Endothelin-1 is involved in hepatic sinusoidal vasoconstriction after ischemia and reperfusion.

Abstract

Endothelin-1 (ET-1), a vasoactive peptide, causes a significant rise in portal vein pressure, which is most likely a result of severe vasoconstriction in the liver. In this study, the effect of ET-1 on sinusoidal vasoconstriction in the liver after ischemia and reperfusion was directly investigated using intravital microscopy. In anesthetized female Sprague Dawley rats (200-250 g) ischemia of the median and left liver lobes was induced for 90 min by temporary ligation of the left pedicle.

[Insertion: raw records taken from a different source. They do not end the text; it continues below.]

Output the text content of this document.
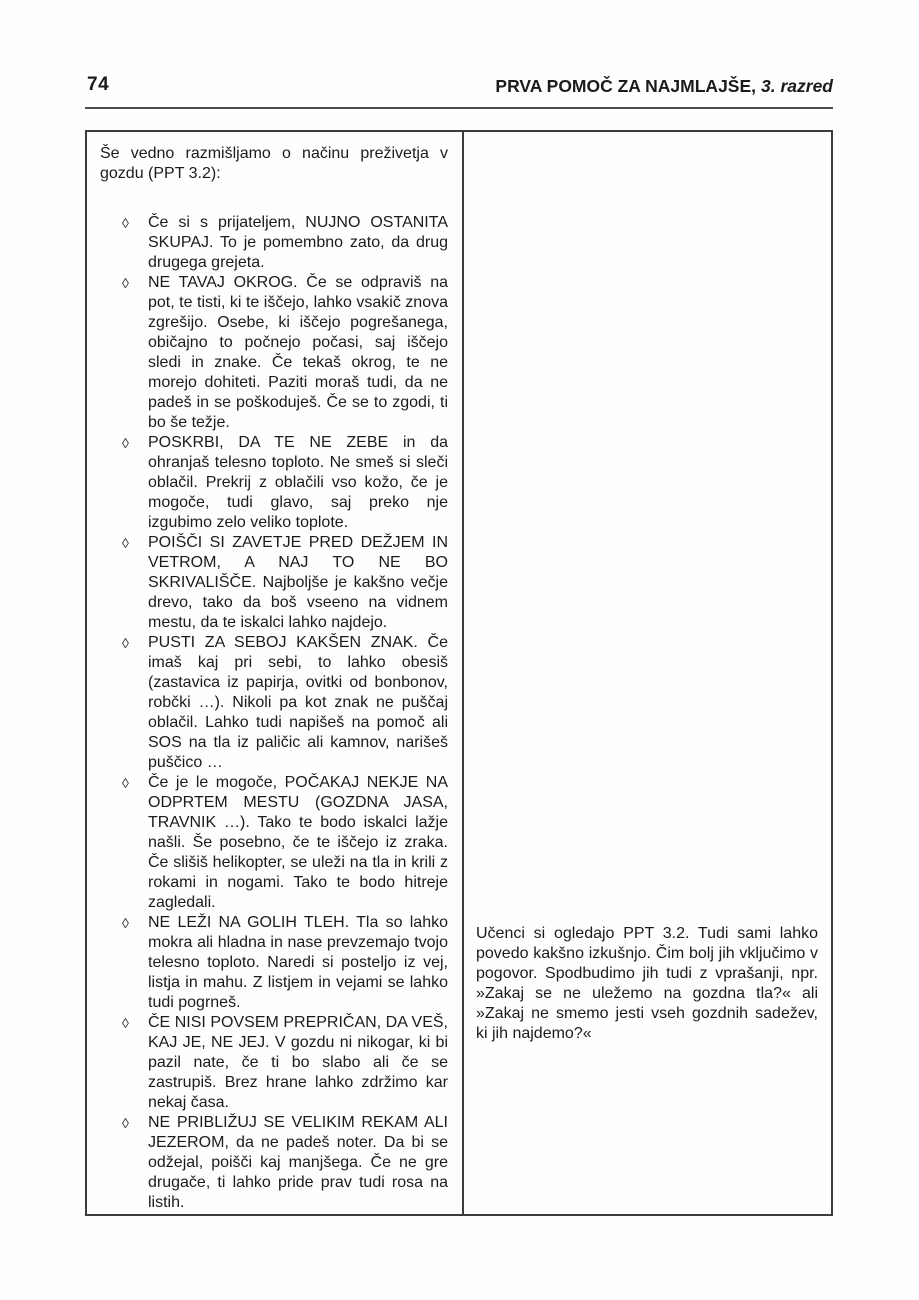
74	PRVA POMOČ ZA NAJMLAJŠE, 3. razred

Še vedno razmišljamo o načinu preživetja v gozdu (PPT 3.2):

◊	Če si s prijateljem, NUJNO OSTANITA SKUPAJ. To je pomembno zato, da drug drugega grejeta.
◊	NE TAVAJ OKROG. Če se odpraviš na pot, te tisti, ki te iščejo, lahko vsakič znova zgrešijo. Osebe, ki iščejo pogrešanega, običajno to počnejo počasi, saj iščejo sledi in znake. Če tekaš okrog, te ne morejo dohiteti. Paziti moraš tudi, da ne padeš in se poškoduješ. Če se to zgodi, ti bo še težje.
◊	POSKRBI, DA TE NE ZEBE in da ohranjaš telesno toploto. Ne smeš si sleči oblačil. Prekrij z oblačili vso kožo, če je mogoče, tudi glavo, saj preko nje izgubimo zelo veliko toplote.
◊	POIŠČI SI ZAVETJE PRED DEŽJEM IN VETROM, A NAJ TO NE BO SKRIVALIŠČE. Najboljše je kakšno večje drevo, tako da boš vseeno na vidnem mestu, da te iskalci lahko najdejo.
◊	PUSTI ZA SEBOJ KAKŠEN ZNAK. Če imaš kaj pri sebi, to lahko obesiš (zastavica iz papirja, ovitki od bonbonov, robčki …). Nikoli pa kot znak ne puščaj oblačil. Lahko tudi napišeš na pomoč ali SOS na tla iz paličic ali kamnov, narišeš puščico …
◊	Če je le mogoče, POČAKAJ NEKJE NA ODPRTEM MESTU (GOZDNA JASA, TRAVNIK …). Tako te bodo iskalci lažje našli. Še posebno, če te iščejo iz zraka. Če slišiš helikopter, se uleži na tla in krili z rokami in nogami. Tako te bodo hitreje zagledali.
◊	NE LEŽI NA GOLIH TLEH. Tla so lahko mokra ali hladna in nase prevzemajo tvojo telesno toploto. Naredi si posteljo iz vej, listja in mahu. Z listjem in vejami se lahko tudi pogrneš.
◊	ČE NISI POVSEM PREPRIČAN, DA VEŠ, KAJ JE, NE JEJ. V gozdu ni nikogar, ki bi pazil nate, če ti bo slabo ali če se zastrupiš. Brez hrane lahko zdržimo kar nekaj časa.
◊	NE PRIBLIŽUJ SE VELIKIM REKAM ALI JEZEROM, da ne padeš noter. Da bi se odžejal, poišči kaj manjšega. Če ne gre drugače, ti lahko pride prav tudi rosa na listih.

Učenci si ogledajo PPT 3.2. Tudi sami lahko povedo kakšno izkušnjo. Čim bolj jih vključimo v pogovor. Spodbudimo jih tudi z vprašanji, npr. »Zakaj se ne uležemo na gozdna tla?« ali »Zakaj ne smemo jesti vseh gozdnih sadežev, ki jih najdemo?«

After declamping and a 90-min reperfusion period, the livers were exposed for intravital microscopy. Using a Nikon MM-11 fluorescence microscope (545 nm, 330x), a CCD camera (Cohu FK 6990), and a SVHS video recording unit, the hepatic microcirculation was directly investigated. Besides sham groups, two ischemia groups were studied, receiving ET-1 antiserum (anti-ET-1; 0.5 ml; Peptide Inst., Osaka, Japan) or NaCl 0.9% (0.5 ml) 5 min prior to reperfusion of the liver (n = 6/group). Following a transient drop in the mean arterial blood pressure in the anti-ET-1-treated groups, comparable systemic hemodynamic conditions among the four groups were noted during intravital microscopic assessment at the end of the 90-min reperfusion period. Reduction in the sinusoidal diameters during postischemic reperfusion (7.7 +/- 0.5 microm) was prevented by anti-ET-1 treatment (9.6 +/- 0.25 microm; P < 0.01; mean + SEM) back to control values (9.6 +/- 0.32 microm), while most of other microcirculatory parameters did not show significant differences. The results supported further the role of ET-1 in dysregulation of the sinusoidal vascular tone in the liver, e.g., after ischemia and reperfusion.